Open Weak CAD and its Applications

TL;DR

This paper introduces open weak CAD, an efficient variation of CAD, with an algorithm that computes projection polynomials by intersecting different projection orders, enabling applications in polynomial semi-definiteness and copositive problems.

Contribution

The paper proposes a novel algorithm for computing open weak CADs using intersection of projection factor sets, improving efficiency in applications like semi-definiteness testing and copositive problems.

Findings

Open weak CADs often have fewer sample points than open CADs.

The algorithm efficiently solves semi-definiteness problems.

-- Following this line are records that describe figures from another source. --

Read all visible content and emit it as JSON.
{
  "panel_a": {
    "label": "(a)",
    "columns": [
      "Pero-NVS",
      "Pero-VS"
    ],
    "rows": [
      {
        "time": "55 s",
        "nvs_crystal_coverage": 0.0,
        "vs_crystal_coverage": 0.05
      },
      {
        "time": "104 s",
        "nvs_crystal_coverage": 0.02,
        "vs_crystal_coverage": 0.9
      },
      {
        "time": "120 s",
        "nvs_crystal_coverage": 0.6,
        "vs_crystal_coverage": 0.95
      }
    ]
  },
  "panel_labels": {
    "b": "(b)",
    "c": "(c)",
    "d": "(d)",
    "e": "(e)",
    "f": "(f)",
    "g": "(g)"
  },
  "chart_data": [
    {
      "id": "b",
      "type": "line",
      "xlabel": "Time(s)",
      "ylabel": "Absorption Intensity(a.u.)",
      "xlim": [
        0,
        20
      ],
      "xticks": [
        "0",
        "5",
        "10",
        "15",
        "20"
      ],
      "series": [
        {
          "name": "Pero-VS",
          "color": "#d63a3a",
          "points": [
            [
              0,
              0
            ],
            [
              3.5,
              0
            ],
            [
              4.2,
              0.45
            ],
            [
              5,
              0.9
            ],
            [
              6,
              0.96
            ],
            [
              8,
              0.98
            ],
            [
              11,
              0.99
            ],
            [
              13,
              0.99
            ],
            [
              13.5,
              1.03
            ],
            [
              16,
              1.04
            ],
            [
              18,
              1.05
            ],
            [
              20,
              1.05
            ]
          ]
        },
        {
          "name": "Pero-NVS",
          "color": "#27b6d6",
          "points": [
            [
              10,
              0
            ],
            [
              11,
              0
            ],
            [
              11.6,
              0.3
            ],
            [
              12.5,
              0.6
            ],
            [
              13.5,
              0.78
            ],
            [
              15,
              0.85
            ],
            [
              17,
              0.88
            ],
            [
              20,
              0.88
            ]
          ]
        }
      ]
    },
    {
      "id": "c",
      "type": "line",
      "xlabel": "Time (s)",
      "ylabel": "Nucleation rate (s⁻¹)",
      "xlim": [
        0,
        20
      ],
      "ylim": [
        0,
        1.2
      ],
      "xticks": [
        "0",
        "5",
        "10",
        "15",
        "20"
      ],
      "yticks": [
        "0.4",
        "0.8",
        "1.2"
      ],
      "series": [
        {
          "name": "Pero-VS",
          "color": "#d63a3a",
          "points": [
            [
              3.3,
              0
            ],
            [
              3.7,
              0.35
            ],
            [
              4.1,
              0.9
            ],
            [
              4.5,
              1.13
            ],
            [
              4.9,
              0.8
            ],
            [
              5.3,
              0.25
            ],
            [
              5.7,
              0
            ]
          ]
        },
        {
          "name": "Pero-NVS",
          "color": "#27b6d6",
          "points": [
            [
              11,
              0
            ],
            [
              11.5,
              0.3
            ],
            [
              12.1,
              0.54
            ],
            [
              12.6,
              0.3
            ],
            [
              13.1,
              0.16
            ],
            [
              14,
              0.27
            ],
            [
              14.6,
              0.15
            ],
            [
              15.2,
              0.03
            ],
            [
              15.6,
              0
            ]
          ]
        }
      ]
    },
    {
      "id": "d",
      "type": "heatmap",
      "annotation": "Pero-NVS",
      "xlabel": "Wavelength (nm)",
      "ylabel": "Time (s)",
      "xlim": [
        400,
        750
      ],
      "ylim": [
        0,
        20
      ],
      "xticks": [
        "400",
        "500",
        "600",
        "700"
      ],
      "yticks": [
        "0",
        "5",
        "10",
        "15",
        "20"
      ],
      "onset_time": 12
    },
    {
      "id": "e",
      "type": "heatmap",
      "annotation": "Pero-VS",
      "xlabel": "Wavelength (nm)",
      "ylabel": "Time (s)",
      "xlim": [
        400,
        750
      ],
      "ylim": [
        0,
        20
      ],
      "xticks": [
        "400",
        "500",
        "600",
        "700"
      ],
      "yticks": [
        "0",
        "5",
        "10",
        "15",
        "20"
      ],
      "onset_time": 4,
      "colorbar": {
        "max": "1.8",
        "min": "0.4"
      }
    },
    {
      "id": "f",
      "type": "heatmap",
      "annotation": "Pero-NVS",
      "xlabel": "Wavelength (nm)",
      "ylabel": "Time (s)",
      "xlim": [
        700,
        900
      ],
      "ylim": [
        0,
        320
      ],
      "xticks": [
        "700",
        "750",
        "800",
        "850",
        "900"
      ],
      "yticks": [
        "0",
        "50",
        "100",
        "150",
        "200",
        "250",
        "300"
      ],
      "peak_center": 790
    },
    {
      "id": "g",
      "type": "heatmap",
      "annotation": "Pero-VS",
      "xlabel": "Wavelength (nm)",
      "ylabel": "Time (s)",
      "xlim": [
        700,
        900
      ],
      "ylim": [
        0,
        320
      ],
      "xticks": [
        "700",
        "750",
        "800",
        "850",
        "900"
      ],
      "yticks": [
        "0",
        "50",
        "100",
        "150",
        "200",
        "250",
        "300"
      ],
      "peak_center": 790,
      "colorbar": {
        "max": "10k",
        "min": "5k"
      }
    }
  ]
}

Application to copositive problems yields explicit polynomial expressions.

Abstract

The concept of open weak CAD is introduced. Every open CAD is an open weak CAD. On the contrary, an open weak CAD is not necessarily an open CAD. An algorithm for computing projection polynomials of open weak CADs is proposed. The key idea is to compute the intersection of projection factor sets produced by different projection orders. The resulting open weak CAD often has smaller number of sample points than open CADs. The algorithm can be used for computing sample points for all open connected components of $ f\neq0$ for a given polynomial $f$. It can also be used for many other applications, such as testing semi-definiteness of polynomials and copositive problems. In fact, we solved several difficult semi-definiteness problems efficiently by using the algorithm. Furthermore, applying the algorithm to copositive problems, we find an explicit expression of the polynomials producing open weak CADs under some conditions, which significantly improves the efficiency of solving copositive problems.